What will men’s tennis look like when Roger Federer retires? It’s a question asked regularly, with Federer having come to exemplify the sport over the last dozen years for not only the hardcore fan, but the casual, second-Sunday-at-the-Slams observer. For many who have enjoyed this great era of the game, it’s a future not only to wonder about, but to worry about. Who will fill the seats and move the needle; who will challenge today’s stars and record books; who will hit the tweener and wear the cardigan?
Over the past two years, the answer has slowly been revealing itself to us. While Federer’s status among the sport’s elite remains unquestioned—in 2014, the 33-year-old won the most matches on the ATP tour—his play at the Slams has steadily slipped. He’s failed to reach the quarterfinals in five of his last seven Grand Slam tournaments, and he’s won just one of the last twenty majors. But in the process, he’s given a number of other players the opportunity to show what they can do on the sport’s biggest stages.

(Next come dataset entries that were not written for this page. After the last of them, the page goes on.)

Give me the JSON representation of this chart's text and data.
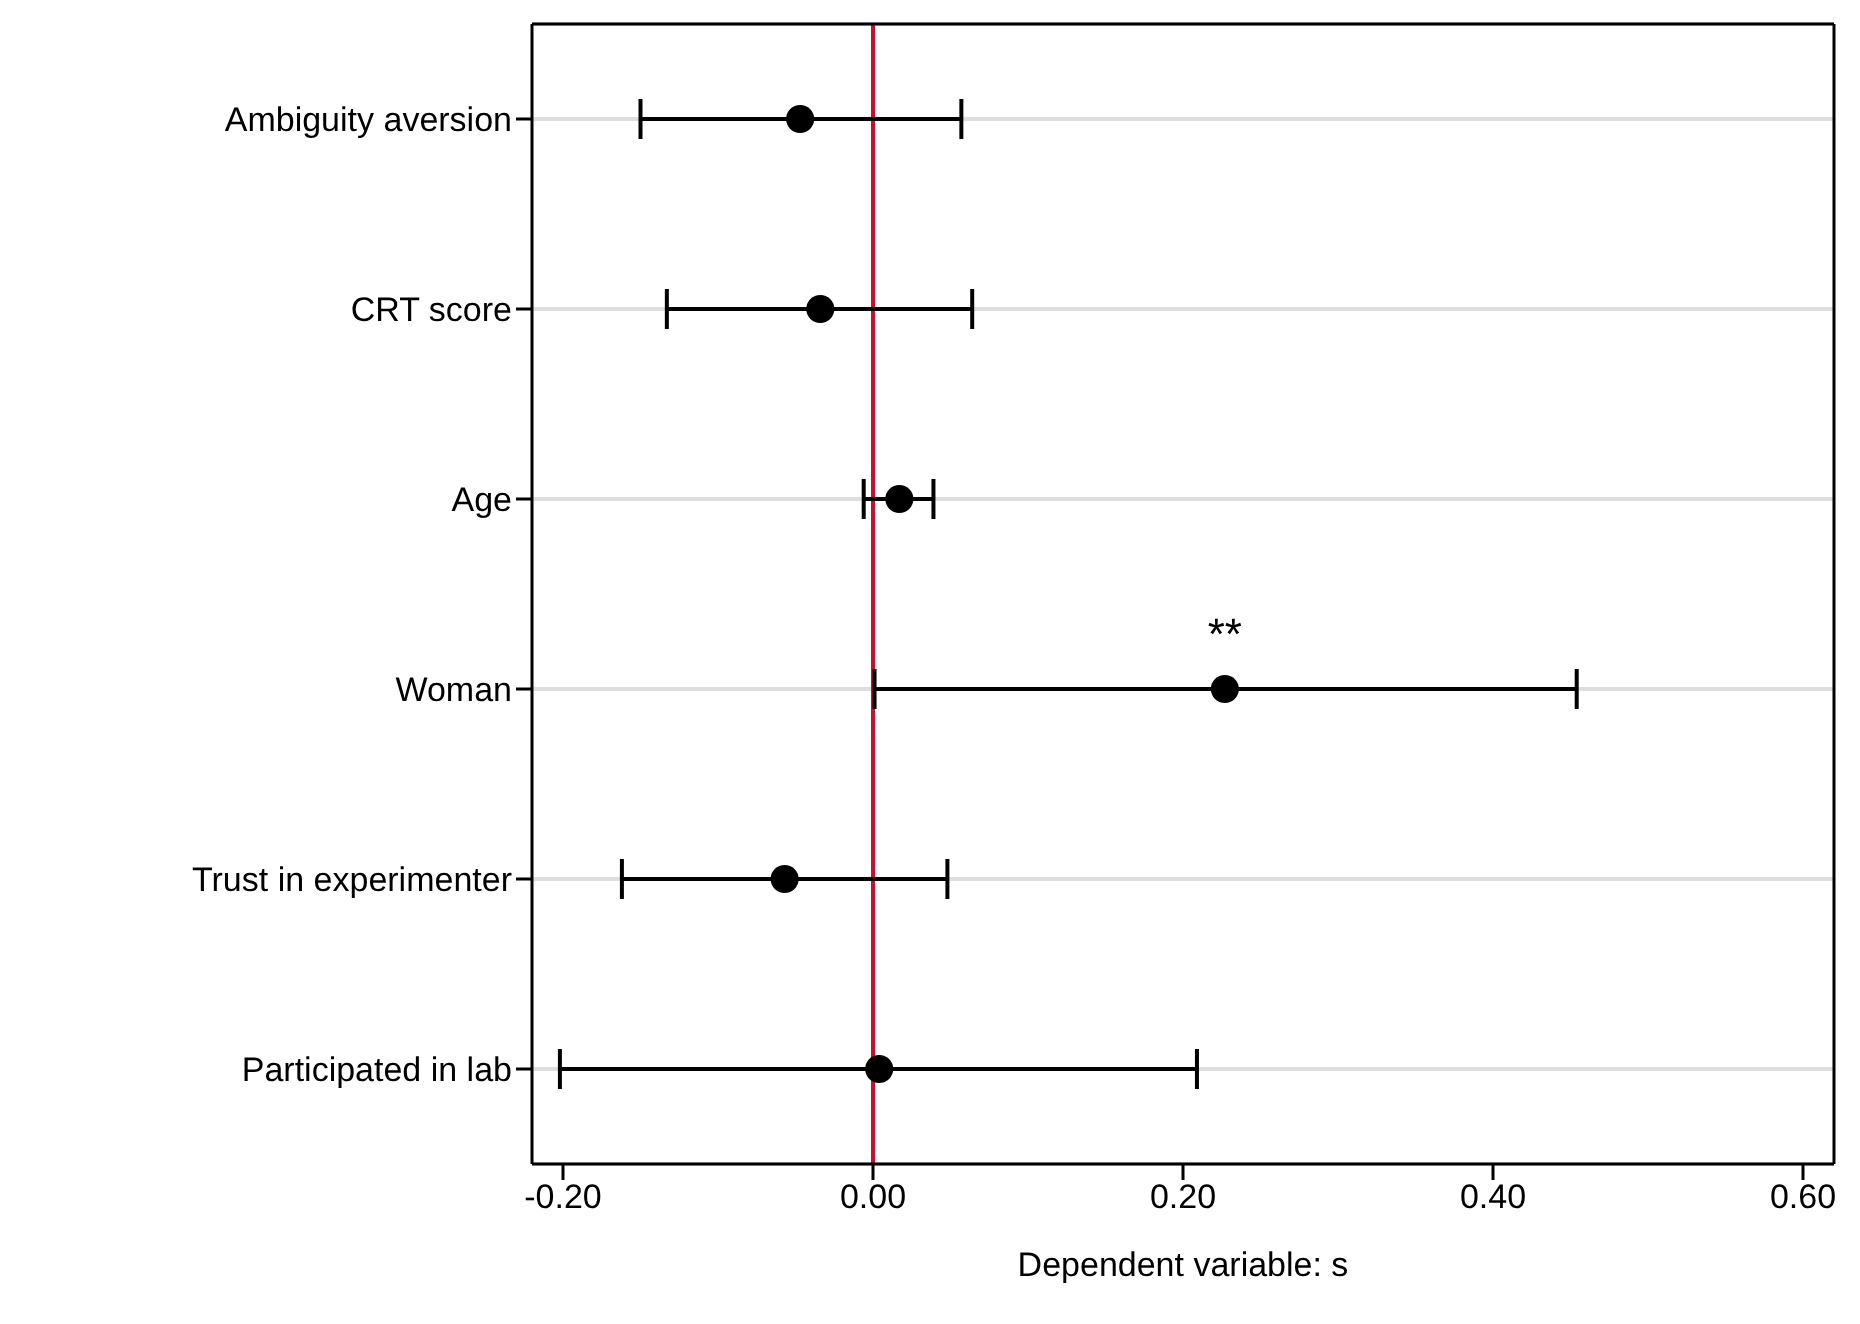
{
  "chart_data": {
    "type": "scatter",
    "xlabel": "Dependent variable: s",
    "categories": [
      "Ambiguity aversion",
      "CRT score",
      "Age",
      "Woman",
      "Trust in experimenter",
      "Participated in lab"
    ],
    "orientation": "horizontal",
    "values": [
      -0.047,
      -0.034,
      0.017,
      0.227,
      -0.057,
      0.004
    ],
    "errors": [
      [
        -0.15,
        0.057
      ],
      [
        -0.133,
        0.064
      ],
      [
        -0.006,
        0.039
      ],
      [
        0.001,
        0.454
      ],
      [
        -0.162,
        0.048
      ],
      [
        -0.202,
        0.209
      ]
    ],
    "color": "#000000",
    "marker": "circle",
    "xlim": [
      -0.22,
      0.62
    ],
    "xticks": [
      {
        "value": -0.2,
        "label": "-0.20"
      },
      {
        "value": 0,
        "label": "0.00"
      },
      {
        "value": 0.2,
        "label": "0.20"
      },
      {
        "value": 0.4,
        "label": "0.40"
      },
      {
        "value": 0.6,
        "label": "0.60"
      }
    ],
    "ref_lines": [
      {
        "axis": "x",
        "value": 0,
        "color": "#c8102e"
      }
    ],
    "annotations": [
      {
        "text": "**",
        "x": 0.227,
        "y": "Woman"
      }
    ],
    "grid": "y",
    "legend": false
  }
}
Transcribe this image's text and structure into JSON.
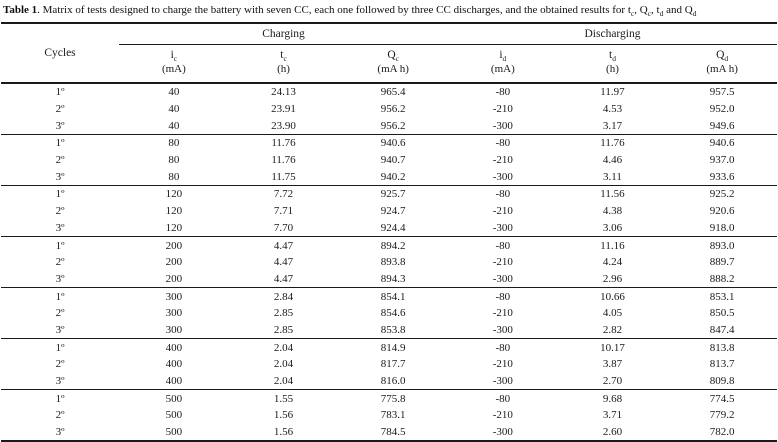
{
  "colors": {
    "text": "#1a1a1a",
    "rule": "#1a1a1a",
    "background": "#ffffff"
  },
  "caption": {
    "label": "Table 1",
    "body": ". Matrix of tests designed to charge the battery with seven CC, each one followed by three CC discharges, and the obtained results for ",
    "sym1_base": "t",
    "sym1_sub": "c",
    "sep1": ", ",
    "sym2_base": "Q",
    "sym2_sub": "c",
    "sep2": ", ",
    "sym3_base": "t",
    "sym3_sub": "d",
    "sep3": " and ",
    "sym4_base": "Q",
    "sym4_sub": "d"
  },
  "header": {
    "cycles": "Cycles",
    "charging": "Charging",
    "discharging": "Discharging",
    "columns": [
      {
        "base": "i",
        "sub": "c",
        "unit": "(mA)"
      },
      {
        "base": "t",
        "sub": "c",
        "unit": "(h)"
      },
      {
        "base": "Q",
        "sub": "c",
        "unit": "(mA h)"
      },
      {
        "base": "i",
        "sub": "d",
        "unit": "(mA)"
      },
      {
        "base": "t",
        "sub": "d",
        "unit": "(h)"
      },
      {
        "base": "Q",
        "sub": "d",
        "unit": "(mA h)"
      }
    ]
  },
  "groups": [
    {
      "rows": [
        [
          "1º",
          "40",
          "24.13",
          "965.4",
          "-80",
          "11.97",
          "957.5"
        ],
        [
          "2º",
          "40",
          "23.91",
          "956.2",
          "-210",
          "4.53",
          "952.0"
        ],
        [
          "3º",
          "40",
          "23.90",
          "956.2",
          "-300",
          "3.17",
          "949.6"
        ]
      ]
    },
    {
      "rows": [
        [
          "1º",
          "80",
          "11.76",
          "940.6",
          "-80",
          "11.76",
          "940.6"
        ],
        [
          "2º",
          "80",
          "11.76",
          "940.7",
          "-210",
          "4.46",
          "937.0"
        ],
        [
          "3º",
          "80",
          "11.75",
          "940.2",
          "-300",
          "3.11",
          "933.6"
        ]
      ]
    },
    {
      "rows": [
        [
          "1º",
          "120",
          "7.72",
          "925.7",
          "-80",
          "11.56",
          "925.2"
        ],
        [
          "2º",
          "120",
          "7.71",
          "924.7",
          "-210",
          "4.38",
          "920.6"
        ],
        [
          "3º",
          "120",
          "7.70",
          "924.4",
          "-300",
          "3.06",
          "918.0"
        ]
      ]
    },
    {
      "rows": [
        [
          "1º",
          "200",
          "4.47",
          "894.2",
          "-80",
          "11.16",
          "893.0"
        ],
        [
          "2º",
          "200",
          "4.47",
          "893.8",
          "-210",
          "4.24",
          "889.7"
        ],
        [
          "3º",
          "200",
          "4.47",
          "894.3",
          "-300",
          "2.96",
          "888.2"
        ]
      ]
    },
    {
      "rows": [
        [
          "1º",
          "300",
          "2.84",
          "854.1",
          "-80",
          "10.66",
          "853.1"
        ],
        [
          "2º",
          "300",
          "2.85",
          "854.6",
          "-210",
          "4.05",
          "850.5"
        ],
        [
          "3º",
          "300",
          "2.85",
          "853.8",
          "-300",
          "2.82",
          "847.4"
        ]
      ]
    },
    {
      "rows": [
        [
          "1º",
          "400",
          "2.04",
          "814.9",
          "-80",
          "10.17",
          "813.8"
        ],
        [
          "2º",
          "400",
          "2.04",
          "817.7",
          "-210",
          "3.87",
          "813.7"
        ],
        [
          "3º",
          "400",
          "2.04",
          "816.0",
          "-300",
          "2.70",
          "809.8"
        ]
      ]
    },
    {
      "rows": [
        [
          "1º",
          "500",
          "1.55",
          "775.8",
          "-80",
          "9.68",
          "774.5"
        ],
        [
          "2º",
          "500",
          "1.56",
          "783.1",
          "-210",
          "3.71",
          "779.2"
        ],
        [
          "3º",
          "500",
          "1.56",
          "784.5",
          "-300",
          "2.60",
          "782.0"
        ]
      ]
    }
  ]
}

On the seventh day of the Australian Open, he rested—not by choice, of course—and it was Andreas Seppi who got to face Nick Kyrgios, with the winner meeting the survivor of the Andy Murray-Grigor Dimitrov showcase showdown. All four men acquitted themselves admirably in a preview of what the post-Federer (and for that matter, post-Rafael Nadal) landscape could look like. And I didn’t want to turn away.